The take-home message is that you need to have a strategy for deploying updates. It's true that not all bugs are exploitable but there's a long history of people being catastrophically wrong in that kind of conclusion.
More importantly, however, you want updates to be a routine frequent thing so you don't train people to ignore them or let the backlog build up to the point where the size itself becomes a deterrent to updating because too many things will change. If you install updates regularly, you keep changes smaller and keep the focus on the tight reaction time which you'll need for serious vulnerabilities.
One of the authors here. I'd like to second this take-home message. The core of our work was to bring to the fore-front that package management using containers is important and we need to have sound operations management/security practices in place.

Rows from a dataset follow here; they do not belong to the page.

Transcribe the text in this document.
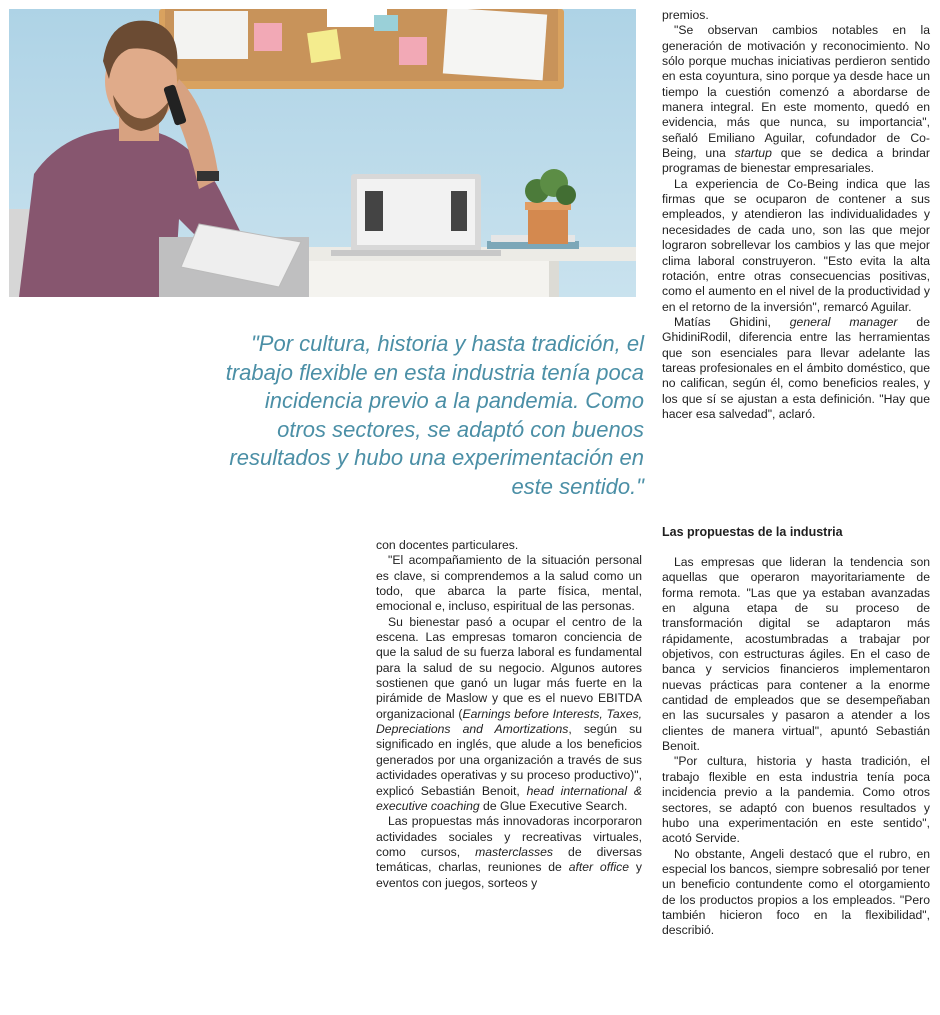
"Por cultura, historia y hasta tradición, el trabajo flexible en esta industria tenía poca incidencia previo a la pandemia. Como otros sectores, se adaptó con buenos resultados y hubo una experimentación en este sentido."

premios.

"Se observan cambios notables en la generación de motivación y reconocimiento. No sólo porque muchas iniciativas perdieron sentido en esta coyuntura, sino porque ya desde hace un tiempo la cuestión comenzó a abordarse de manera integral. En este momento, quedó en evidencia, más que nunca, su importancia", señaló Emiliano Aguilar, cofundador de Co-Being, una startup que se dedica a brindar programas de bienestar empresariales.

La experiencia de Co-Being indica que las firmas que se ocuparon de contener a sus empleados, y atendieron las individualidades y necesidades de cada uno, son las que mejor lograron sobrellevar los cambios y las que mejor clima laboral construyeron. "Esto evita la alta rotación, entre otras consecuencias positivas, como el aumento en el nivel de la productividad y en el retorno de la inversión", remarcó Aguilar.

Matías Ghidini, general manager de GhidiniRodil, diferencia entre las herramientas que son esenciales para llevar adelante las tareas profesionales en el ámbito doméstico, que no califican, según él, como beneficios reales, y los que sí se ajustan a esta definición. "Hay que hacer esa salvedad", aclaró.

con docentes particulares.

"El acompañamiento de la situación personal es clave, si comprendemos a la salud como un todo, que abarca la parte física, mental, emocional e, incluso, espiritual de las personas.

Su bienestar pasó a ocupar el centro de la escena. Las empresas tomaron conciencia de que la salud de su fuerza laboral es fundamental para la salud de su negocio. Algunos autores sostienen que ganó un lugar más fuerte en la pirámide de Maslow y que es el nuevo EBITDA organizacional (Earnings before Interests, Taxes, Depreciations and Amortizations, según su significado en inglés, que alude a los beneficios generados por una organización a través de sus actividades operativas y su proceso productivo)", explicó Sebastián Benoit, head international & executive coaching de Glue Executive Search.

Las propuestas más innovadoras incorporaron actividades sociales y recreativas virtuales, como cursos, masterclasses de diversas temáticas, charlas, reuniones de after office y eventos con juegos, sorteos y

Las propuestas de la industria

Las empresas que lideran la tendencia son aquellas que operaron mayoritariamente de forma remota. "Las que ya estaban avanzadas en alguna etapa de su proceso de transformación digital se adaptaron más rápidamente, acostumbradas a trabajar por objetivos, con estructuras ágiles. En el caso de banca y servicios financieros implementaron nuevas prácticas para contener a la enorme cantidad de empleados que se desempeñaban en las sucursales y pasaron a atender a los clientes de manera virtual", apuntó Sebastián Benoit.

"Por cultura, historia y hasta tradición, el trabajo flexible en esta industria tenía poca incidencia previo a la pandemia. Como otros sectores, se adaptó con buenos resultados y hubo una experimentación en este sentido", acotó Servide.

No obstante, Angeli destacó que el rubro, en especial los bancos, siempre sobresalió por tener un beneficio contundente como el otorgamiento de los productos propios a los empleados. "Pero también hicieron foco en la flexibilidad", describió.
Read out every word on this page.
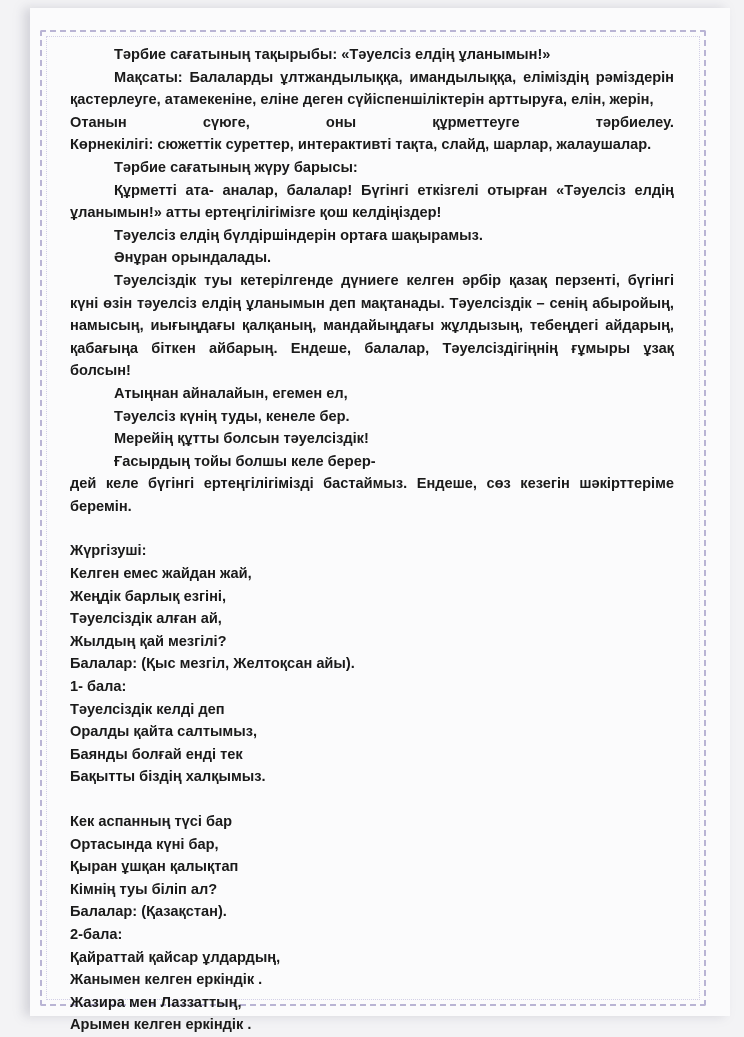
Тәрбие сағатының тақырыбы: «Тәуелсіз елдің ұланымын!»

Мақсаты: Балаларды ұлтжандылыққа, имандылыққа, еліміздің рәміздерін қастерлеуге, атамекеніне, еліне деген сүйіспеншіліктерін арттыруға, елін, жерін,

Отанын	сүюге,	оны	құрметтеуге	тәрбиелеу.

Көрнекілігі: сюжеттік суреттер, интерактивті тақта, слайд, шарлар, жалаушалар.

Тәрбие сағатының жүру барысы:

Құрметті ата- аналар, балалар! Бүгінгі еткізгелі отырған «Тәуелсіз елдің ұланымын!» атты ертеңгілігімізге қош келдіңіздер!

Тәуелсіз елдің бүлдіршіндерін ортаға шақырамыз.

Әнұран орындалады.

Тәуелсіздік туы кетерілгенде дүниеге келген әрбір қазақ перзенті, бүгінгі күні өзін тәуелсіз елдің ұланымын деп мақтанады. Тәуелсіздік – сенің абыройың, намысың, иығыңдағы қалқаның, мандайыңдағы жұлдызың, тебеңдегі айдарың, қабағыңа біткен айбарың. Ендеше, балалар, Тәуелсіздігіңнің ғұмыры ұзақ болсын!

Атыңнан айналайын, егемен ел,

Тәуелсіз күнің туды, кенеле бер.

Мерейің құтты болсын тәуелсіздік!

Ғасырдың тойы болшы келе берер-

дей келе бүгінгі ертеңгілігімізді бастаймыз. Ендеше, сөз кезегін шәкірттеріме беремін.

Жүргізуші:

Келген емес жайдан жай,

Жеңдік барлық езгіні,

Тәуелсіздік алған ай,

Жылдың қай мезгілі?

Балалар: (Қыс мезгіл, Желтоқсан айы).

1- бала:

Тәуелсіздік келді деп

Оралды қайта салтымыз,

Баянды болғай енді тек

Бақытты біздің халқымыз.

Кек аспанның түсі бар

Ортасында күні бар,

Қыран ұшқан қалықтап

Кімнің туы біліп ал?

Балалар: (Қазақстан).

2-бала:

Қайраттай қайсар ұлдардың,

Жанымен келген еркіндік .

Жазира мен Лаззаттың,

Арымен келген еркіндік .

We think Docker, and containers in general, is a great way to deploy software -- the speed and agility is so much better than traditional approaches. This also means that we should have sound security practices in place from the very beginning, or else we could easily end up with insecure images floating around in several places (dev laptops to public cloud).
> the speed and agility is so much better than traditional approaches
Complete agreement here – Docker's strong points are exactly the things which make patch deployment easier than in legacy environments. Hopefully we'll start seeing orchestration tools which really streamline the rebuild/partial deploy/monitor error rates/deploy more cycle when updates are available.
More importantly, however, you want updates to be a routine frequent thing so you don't train people to ignore them or let the backlog build up to the point where the size itself becomes a deterrent to updating because too many things will change. If you install updates regularly, you keep changes smaller and keep the focus on the tight reaction time which you'll need for serious vulnerabilities.